NEW YORK — Sixteen years into her career as television’s chief justice, Judy Sheindlin is as comfortable in her role as the nation appears to be with her.

Judge Judy is such a familiar part of daytime TV that it’s easy to overlook how dominant it is. The show averaged 10.1 million viewers each day during the third week of January, a typical week, more than the next three courtroom shows combined, the Nielsen company said.

Without her black robe with the white lace, Sheindlin can walk down a Manhattan street undisturbed. Just try that with Dr. Phil, Ellen DeGeneres, Dr. Oz, or Katie Couric. Each have daytime shows with an audience less than half of what Judge Judy draws each day.

The people who choose to have their disputes settled on camera by Sheindlin know to expect a sharp tongue and sharp judgments. She believes most people take comfort in order. “They want to do the right thing, most people,” she said. “For that little core that doesn’t want to do the right thing and gets away with it routinely, most people want to see them get a good whupping. And I am your girl.”

Some of her cases have changed over the years but Judge Judy doesn’t. It’s instructive to watch Morley Safer’s 1993 feature on 60 Minutes about Judge Sheindlin of Manhattan’s Family Court to see how similar it is to the Judge Judy courtroom today. Same Brooklyn attitude and impatience. Same steamrolled plaintiffs (or lawyers, or defendants) muttering under their breaths.

That report caught the attention of Hollywood syndicators, who turned Sheindlin into a celebrity earning a reported $45 million a year with homes in New York, Connecticut, Florida, and Wyoming.

“In the field in which she works, I would put her in that class of people throughout the history of broadcasting who really manage to appeal to millions of people at a time yet give you that sense in some way that they’re intimately relating to you, like you can go out and have chili with them,” said Robert Thompson, director of Syracuse University’s Bleier Center for Television and Popular Culture.

Her self-certainty and willingness to say things others might suppress drives her appeal like it does for Simon Cowell, he said.

“I don’t mind getting my hands dirty and I don’t mind getting to the truth of a situation and saying, ‘you’re right, you’re wrong, next case,’” she said. “If I wasn’t right most of the time, we wouldn’t be having this conversation today.”

On Judge Judy, Sheindlin rapidly cuts through arguments to get to the heart of a case, often with moral judgments attached. “You can’t go into a lease with someone and stick ‘em,” she said to former roommates squabbling over back rent.

A bartender who asked her roommate to drive her children to school because she had worked late stood no chance recovering damages when that roommate got in a car accident. She cared less about the accident than the notion the bartender had passed on her responsibility.
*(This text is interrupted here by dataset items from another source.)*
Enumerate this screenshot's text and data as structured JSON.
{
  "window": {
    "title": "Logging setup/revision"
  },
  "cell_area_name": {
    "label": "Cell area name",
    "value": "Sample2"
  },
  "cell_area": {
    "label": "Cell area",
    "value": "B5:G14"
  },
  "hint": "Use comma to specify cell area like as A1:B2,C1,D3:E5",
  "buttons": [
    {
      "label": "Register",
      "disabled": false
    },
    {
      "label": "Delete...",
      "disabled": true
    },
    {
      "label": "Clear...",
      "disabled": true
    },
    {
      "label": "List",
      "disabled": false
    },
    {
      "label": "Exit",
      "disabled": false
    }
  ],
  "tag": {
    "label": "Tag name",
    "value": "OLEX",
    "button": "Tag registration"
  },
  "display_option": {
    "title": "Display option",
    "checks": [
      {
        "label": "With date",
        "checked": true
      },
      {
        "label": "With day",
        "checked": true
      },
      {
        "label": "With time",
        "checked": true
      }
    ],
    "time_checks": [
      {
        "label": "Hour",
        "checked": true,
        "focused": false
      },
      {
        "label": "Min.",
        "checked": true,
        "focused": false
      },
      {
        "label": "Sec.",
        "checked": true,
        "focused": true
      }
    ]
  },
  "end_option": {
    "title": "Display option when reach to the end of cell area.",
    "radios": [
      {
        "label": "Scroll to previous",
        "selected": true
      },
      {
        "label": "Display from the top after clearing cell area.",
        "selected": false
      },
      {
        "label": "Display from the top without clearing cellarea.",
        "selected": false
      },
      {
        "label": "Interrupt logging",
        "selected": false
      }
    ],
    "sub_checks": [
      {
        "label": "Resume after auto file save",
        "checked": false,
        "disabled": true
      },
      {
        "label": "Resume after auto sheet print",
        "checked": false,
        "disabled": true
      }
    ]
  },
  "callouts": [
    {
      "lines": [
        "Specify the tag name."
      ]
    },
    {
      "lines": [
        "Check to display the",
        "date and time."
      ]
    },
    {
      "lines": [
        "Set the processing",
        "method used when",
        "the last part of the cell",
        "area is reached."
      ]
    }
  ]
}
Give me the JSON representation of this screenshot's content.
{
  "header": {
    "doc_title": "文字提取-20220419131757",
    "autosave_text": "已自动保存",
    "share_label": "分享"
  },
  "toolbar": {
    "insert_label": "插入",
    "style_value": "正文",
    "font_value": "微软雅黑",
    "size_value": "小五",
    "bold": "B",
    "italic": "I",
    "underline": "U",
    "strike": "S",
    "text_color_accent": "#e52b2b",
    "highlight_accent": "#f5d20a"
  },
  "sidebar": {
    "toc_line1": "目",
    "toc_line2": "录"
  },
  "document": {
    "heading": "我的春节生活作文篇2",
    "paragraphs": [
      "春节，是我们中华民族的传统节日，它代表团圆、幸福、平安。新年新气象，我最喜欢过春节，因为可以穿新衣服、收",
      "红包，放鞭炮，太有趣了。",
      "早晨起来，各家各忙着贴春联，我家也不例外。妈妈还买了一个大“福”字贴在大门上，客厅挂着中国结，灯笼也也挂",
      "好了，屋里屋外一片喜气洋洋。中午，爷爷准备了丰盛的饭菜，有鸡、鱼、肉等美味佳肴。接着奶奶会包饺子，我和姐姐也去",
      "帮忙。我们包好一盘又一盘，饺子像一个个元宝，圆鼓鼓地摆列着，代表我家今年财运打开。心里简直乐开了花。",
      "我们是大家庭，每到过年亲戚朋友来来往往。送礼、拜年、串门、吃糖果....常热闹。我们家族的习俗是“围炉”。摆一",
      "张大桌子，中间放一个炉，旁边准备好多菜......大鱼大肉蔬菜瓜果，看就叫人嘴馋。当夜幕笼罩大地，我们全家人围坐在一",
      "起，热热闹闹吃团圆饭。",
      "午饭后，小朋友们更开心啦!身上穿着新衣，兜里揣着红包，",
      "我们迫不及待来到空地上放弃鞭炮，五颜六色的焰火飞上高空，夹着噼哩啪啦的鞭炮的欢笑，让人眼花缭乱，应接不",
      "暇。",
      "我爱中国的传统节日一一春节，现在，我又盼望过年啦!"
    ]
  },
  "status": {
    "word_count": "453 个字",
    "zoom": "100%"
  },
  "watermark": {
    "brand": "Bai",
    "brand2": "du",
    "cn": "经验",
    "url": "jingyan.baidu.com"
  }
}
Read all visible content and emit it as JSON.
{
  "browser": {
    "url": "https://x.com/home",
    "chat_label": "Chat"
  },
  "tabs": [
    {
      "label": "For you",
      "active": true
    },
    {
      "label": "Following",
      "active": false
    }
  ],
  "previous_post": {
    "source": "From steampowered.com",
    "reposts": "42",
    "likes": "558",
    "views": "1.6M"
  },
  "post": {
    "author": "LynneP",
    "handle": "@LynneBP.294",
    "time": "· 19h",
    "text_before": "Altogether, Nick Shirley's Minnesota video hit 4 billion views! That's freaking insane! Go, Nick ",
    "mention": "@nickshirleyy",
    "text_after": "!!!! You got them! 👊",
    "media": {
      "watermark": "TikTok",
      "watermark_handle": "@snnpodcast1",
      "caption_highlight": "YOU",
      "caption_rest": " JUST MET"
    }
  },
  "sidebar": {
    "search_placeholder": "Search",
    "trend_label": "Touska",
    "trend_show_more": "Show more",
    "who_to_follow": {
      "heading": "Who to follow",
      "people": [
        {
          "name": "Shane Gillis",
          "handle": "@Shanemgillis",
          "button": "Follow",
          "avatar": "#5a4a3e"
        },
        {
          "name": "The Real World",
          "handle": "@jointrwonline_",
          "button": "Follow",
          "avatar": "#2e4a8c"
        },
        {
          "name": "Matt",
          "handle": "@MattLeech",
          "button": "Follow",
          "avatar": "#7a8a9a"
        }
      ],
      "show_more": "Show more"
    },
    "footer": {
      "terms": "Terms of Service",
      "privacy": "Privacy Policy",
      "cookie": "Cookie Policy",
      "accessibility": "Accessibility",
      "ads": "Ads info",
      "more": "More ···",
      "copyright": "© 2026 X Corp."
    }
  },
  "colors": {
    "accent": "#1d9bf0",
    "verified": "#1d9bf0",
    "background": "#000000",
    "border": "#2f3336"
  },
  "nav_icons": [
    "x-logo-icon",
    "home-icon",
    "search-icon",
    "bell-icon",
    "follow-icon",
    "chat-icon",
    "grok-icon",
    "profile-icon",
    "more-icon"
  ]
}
If Sheindlin is confronted with a young woman who has multiple children with different fathers, she doesn’t hesitate to say: “You have enough children.”

Sheindlin doesn’t want to be briefed by producers about cases before going on the air, preferring to look over their legal arguments and question them herself. Anything else feels like acting to her.

She’s signed to continue Judge Judy into 2015, but that’s not a deadline. “I’m not tired,” she said. “I hope I’ll know when to say goodbye. Right now I’m not there yet.”

Her transition to TV felt fully complete one day a few years ago when she stopped at a bagel restaurant with her husband Jerry, a retired justice on New York state’s Supreme Court. They overheard two women arguing about Judge Judy, one saying she watched and hated her, couldn’t get over how rude she was. The other woman said she loved Sheindlin. Judge Judy realized she could take it either way.

“I like it a lot better if you like me,” Sheindlin said. “But if you don’t like me and watch me every day, what’s the difference?”